Mr. Rowhani noted that U.S. officials repeatedly warned their European colleagues of Iranian cheating, but the Europeans refused to listen. "From the outset, the Americans kept telling the Europeans, 'The Iranians are lying and deceiving you, and they have not told you everything.' The Europeans used to respond, 'We trust them,' " Mr. Rowhani said in a speech to Iran's Supreme Council of Cultural Revolution. "When we were negotiating with the Europeans in Tehran, we were still installing some of the equipment at the Isfahan site. There was plenty of work to be done to complete the site and finish the work there. In reality, by creating a tame situation, we could finish Isfahan," he said.

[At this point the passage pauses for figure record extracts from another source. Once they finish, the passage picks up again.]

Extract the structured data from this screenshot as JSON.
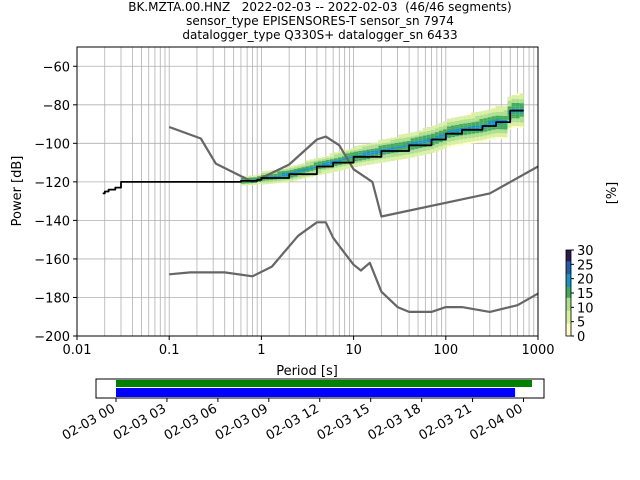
{
  "title_lines": [
    "BK.MZTA.00.HNZ   2022-02-03 -- 2022-02-03  (46/46 segments)",
    "sensor_type EPISENSORES-T sensor_sn 7974",
    "datalogger_type Q330S+ datalogger_sn 6433"
  ],
  "chart_data": [
    {
      "type": "heatmap",
      "xlabel": "Period [s]",
      "ylabel": "Power [dB]",
      "xscale": "log",
      "xlim": [
        0.01,
        1000
      ],
      "ylim": [
        -200,
        -50
      ],
      "xticks": [
        {
          "v": 0.01,
          "label": "0.01"
        },
        {
          "v": 0.1,
          "label": "0.1"
        },
        {
          "v": 1,
          "label": "1"
        },
        {
          "v": 10,
          "label": "10"
        },
        {
          "v": 100,
          "label": "100"
        },
        {
          "v": 1000,
          "label": "1000"
        }
      ],
      "yticks": [
        {
          "v": -60,
          "label": "−60"
        },
        {
          "v": -80,
          "label": "−80"
        },
        {
          "v": -100,
          "label": "−100"
        },
        {
          "v": -120,
          "label": "−120"
        },
        {
          "v": -140,
          "label": "−140"
        },
        {
          "v": -160,
          "label": "−160"
        },
        {
          "v": -180,
          "label": "−180"
        },
        {
          "v": -200,
          "label": "−200"
        }
      ],
      "grid": true,
      "colorbar": {
        "label": "[%]",
        "range": [
          0,
          30
        ],
        "ticks": [
          "0",
          "5",
          "10",
          "15",
          "20",
          "25",
          "30"
        ],
        "colors": [
          "#ffffcc",
          "#d9f0a3",
          "#addd8e",
          "#41ab5d",
          "#1d91c0",
          "#225ea8",
          "#2c1b4e"
        ]
      },
      "mode_line": [
        [
          0.019,
          -126
        ],
        [
          0.02,
          -125
        ],
        [
          0.022,
          -124
        ],
        [
          0.024,
          -124
        ],
        [
          0.026,
          -123
        ],
        [
          0.028,
          -123
        ],
        [
          0.03,
          -120
        ],
        [
          0.035,
          -120
        ],
        [
          0.1,
          -120
        ],
        [
          0.3,
          -120
        ],
        [
          0.6,
          -119.5
        ],
        [
          0.9,
          -119
        ],
        [
          1.0,
          -118
        ],
        [
          2,
          -116
        ],
        [
          4,
          -112
        ],
        [
          6,
          -110
        ],
        [
          10,
          -107
        ],
        [
          20,
          -104
        ],
        [
          40,
          -101
        ],
        [
          70,
          -98
        ],
        [
          100,
          -95
        ],
        [
          150,
          -93
        ],
        [
          250,
          -91
        ],
        [
          350,
          -89
        ],
        [
          450,
          -89
        ],
        [
          500,
          -83
        ],
        [
          700,
          -83
        ]
      ],
      "nhnm": [
        [
          0.1,
          -168
        ],
        [
          0.17,
          -167
        ],
        [
          0.4,
          -167
        ],
        [
          0.8,
          -169
        ],
        [
          1.3,
          -164
        ],
        [
          2.5,
          -148
        ],
        [
          4,
          -141
        ],
        [
          5,
          -141
        ],
        [
          6,
          -149
        ],
        [
          8,
          -157
        ],
        [
          10,
          -163
        ],
        [
          12,
          -166
        ],
        [
          15,
          -162
        ],
        [
          20,
          -177
        ],
        [
          30,
          -185
        ],
        [
          40,
          -187.5
        ],
        [
          70,
          -187.5
        ],
        [
          100,
          -185
        ],
        [
          150,
          -185
        ],
        [
          300,
          -187.5
        ],
        [
          600,
          -184
        ],
        [
          1000,
          -178
        ]
      ],
      "nlnm": [
        [
          0.1,
          -91.5
        ],
        [
          0.22,
          -97.5
        ],
        [
          0.32,
          -110.5
        ],
        [
          0.8,
          -120
        ],
        [
          1.0,
          -118
        ],
        [
          2,
          -111
        ],
        [
          4,
          -98
        ],
        [
          5,
          -96.5
        ],
        [
          7,
          -101
        ],
        [
          10,
          -113.5
        ],
        [
          16,
          -120
        ],
        [
          20,
          -138
        ],
        [
          300,
          -126
        ],
        [
          1000,
          -112
        ]
      ]
    },
    {
      "type": "bar",
      "orientation": "horizontal",
      "xlim": [
        "2022-02-03 00:00",
        "2022-02-04 01:00"
      ],
      "xticks": [
        "02-03 00",
        "02-03 03",
        "02-03 06",
        "02-03 09",
        "02-03 12",
        "02-03 15",
        "02-03 18",
        "02-03 21",
        "02-04 00"
      ],
      "series": [
        {
          "color": "#008000",
          "start": "2022-02-03 00:00",
          "end": "2022-02-04 00:30"
        },
        {
          "color": "#0000ff",
          "start": "2022-02-03 00:00",
          "end": "2022-02-03 23:30"
        }
      ]
    }
  ]
}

In September 2003, Mr. Rowhani said, Tehran faced a difficult decision when the International Atomic Energy Agency demanded a full picture of its nuclear activities. "The dilemma was if he offered a complete picture, the picture itself could lead us to the Security Council," Mr. Rowhani said. "And not providing a complete picture would also be a violation...and we could have been referred to the Security Council."

On March 6 -- one day after the Rowhani interview was reported in the London Sunday Telegraph -- IAEA Director-General Mohammed ElBaradei declared that a deal with Iran could still be reached. But unfortunately for Mr. ElBaradei, the Iranian government continues to behave in ways that make his upbeat remarks appear delusional, with officials threatening to impose oil embargos or take other actions aimed at harming American interests.

Even if Iran were to halt uranium enrichment and all other nuclear activities at Isfahan and its other known nuclear facilities that are partially supervised by the IAEA, it would not end the danger, because the regime apparently has a parallel, clandestine program that is also aimed at producing a nuclear weapon. Writing in the Israeli newspaper Ha'aretz on Thursday, military correspondent Ze'ev Schiff reported that Western intelligence sources believe that this secondary program -- conducted at smaller facilities around Iran and noted in several recent IAEA reports -- is also making progress toward development of a nuclear weapon. Clearly, Iran shows no intention of abandoning its nuclear weapons programs.